REAKCJA TURCJI NA WOJNĘ W UKRAINIE

Wkrótce po inwazji Rosji na Ukrainę Prezydent Turcji Recep Tayyip Erdogan zapowiedział, że Turcja nie zrezygnuje ze swoich więzi z żadną ze stron konfliktu ani z interesów jakie ma w tym regionie. Zaznaczył jednak przy tym, że inwazja rosyjska jest „nie do zaakceptowania”. Władze tureckie nie poparły sankcji na Moskwę, i wstrzymały się od głosu w głosowaniu nad zawieszeniem członkostwa Moskwy w Radzie Europy.
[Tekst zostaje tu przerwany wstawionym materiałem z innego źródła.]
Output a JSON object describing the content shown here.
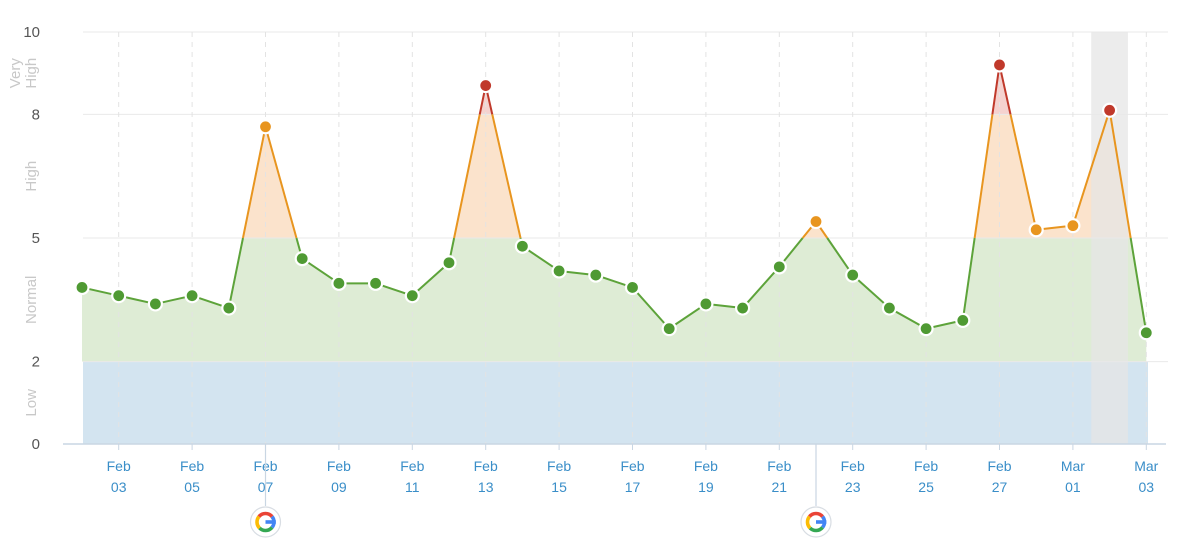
{
  "chart_data": {
    "type": "area",
    "title": "",
    "xlabel": "",
    "ylabel": "",
    "ylim": [
      0,
      10
    ],
    "y_ticks": [
      "0",
      "2",
      "5",
      "8",
      "10"
    ],
    "zones": [
      {
        "label": "Low",
        "from": 0,
        "to": 2,
        "color": "#d3e4f0"
      },
      {
        "label": "Normal",
        "from": 2,
        "to": 5,
        "color": "#deecd5"
      },
      {
        "label": "High",
        "from": 5,
        "to": 8,
        "color": "#fbe3cc"
      },
      {
        "label": "Very High",
        "from": 8,
        "to": 10,
        "color": "#f5d2cf"
      }
    ],
    "x_ticks": [
      {
        "m": "Feb",
        "d": "03",
        "i": 1
      },
      {
        "m": "Feb",
        "d": "05",
        "i": 3
      },
      {
        "m": "Feb",
        "d": "07",
        "i": 5
      },
      {
        "m": "Feb",
        "d": "09",
        "i": 7
      },
      {
        "m": "Feb",
        "d": "11",
        "i": 9
      },
      {
        "m": "Feb",
        "d": "13",
        "i": 11
      },
      {
        "m": "Feb",
        "d": "15",
        "i": 13
      },
      {
        "m": "Feb",
        "d": "17",
        "i": 15
      },
      {
        "m": "Feb",
        "d": "19",
        "i": 17
      },
      {
        "m": "Feb",
        "d": "21",
        "i": 19
      },
      {
        "m": "Feb",
        "d": "23",
        "i": 21
      },
      {
        "m": "Feb",
        "d": "25",
        "i": 23
      },
      {
        "m": "Feb",
        "d": "27",
        "i": 25
      },
      {
        "m": "Mar",
        "d": "01",
        "i": 27
      },
      {
        "m": "Mar",
        "d": "03",
        "i": 29
      }
    ],
    "dates": [
      "Feb 02",
      "Feb 03",
      "Feb 04",
      "Feb 05",
      "Feb 06",
      "Feb 07",
      "Feb 08",
      "Feb 09",
      "Feb 10",
      "Feb 11",
      "Feb 12",
      "Feb 13",
      "Feb 14",
      "Feb 15",
      "Feb 16",
      "Feb 17",
      "Feb 18",
      "Feb 19",
      "Feb 20",
      "Feb 21",
      "Feb 22",
      "Feb 23",
      "Feb 24",
      "Feb 25",
      "Feb 26",
      "Feb 27",
      "Feb 28",
      "Mar 01",
      "Mar 02",
      "Mar 03"
    ],
    "values": [
      3.8,
      3.6,
      3.4,
      3.6,
      3.3,
      7.7,
      4.5,
      3.9,
      3.9,
      3.6,
      4.4,
      8.7,
      4.8,
      4.2,
      4.1,
      3.8,
      2.8,
      3.4,
      3.3,
      4.3,
      5.4,
      4.1,
      3.3,
      2.8,
      3.0,
      9.2,
      5.2,
      5.3,
      8.1,
      2.7
    ],
    "highlight_index": 28,
    "google_update_dates": [
      {
        "i": 5,
        "icon": "google-icon"
      },
      {
        "i": 20,
        "icon": "google-icon"
      }
    ],
    "colors": {
      "normal_point": "#4f9a33",
      "high_point": "#e8951f",
      "very_high_point": "#c0392b",
      "normal_line": "#5da33a",
      "high_line": "#e8951f",
      "very_high_line": "#c0392b",
      "x_label": "#3a8ec8",
      "highlight_band": "#e6e6e6"
    }
  }
}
Poparły jednak rezolucję Zgromadzenia Ogólnego Narodów Zjednoczonych wzywającą do natychmiastowego zakończenia przez Rosję operacji wojskowych w Ukrainie.

Co istotne dla Kijowa, Ankara uzała ten konflikt za wojnę, dzięki czemu mogła ograniczyć ruch marynarki wojennej Rosji przez cieśniny Bosfor i Dardanele, powołując się na konwencję z Montreux z 1936 r. Pod względem obronności, jeszcze przed wybuchem wojny Ukraina zakupiła od prywatnej firmy tureckiej Baykar drony Bayraktar TB2. Wzbudziło to protesty Kremla, tym bardziej, że kolejne dostawy miały miejsce już w trakcie wojny. Jednak rząd turecki argumentował, że nie jest to pomoc wojskowa ale kontrakt pomiędzy prywatną firmą turecką w Kijowem.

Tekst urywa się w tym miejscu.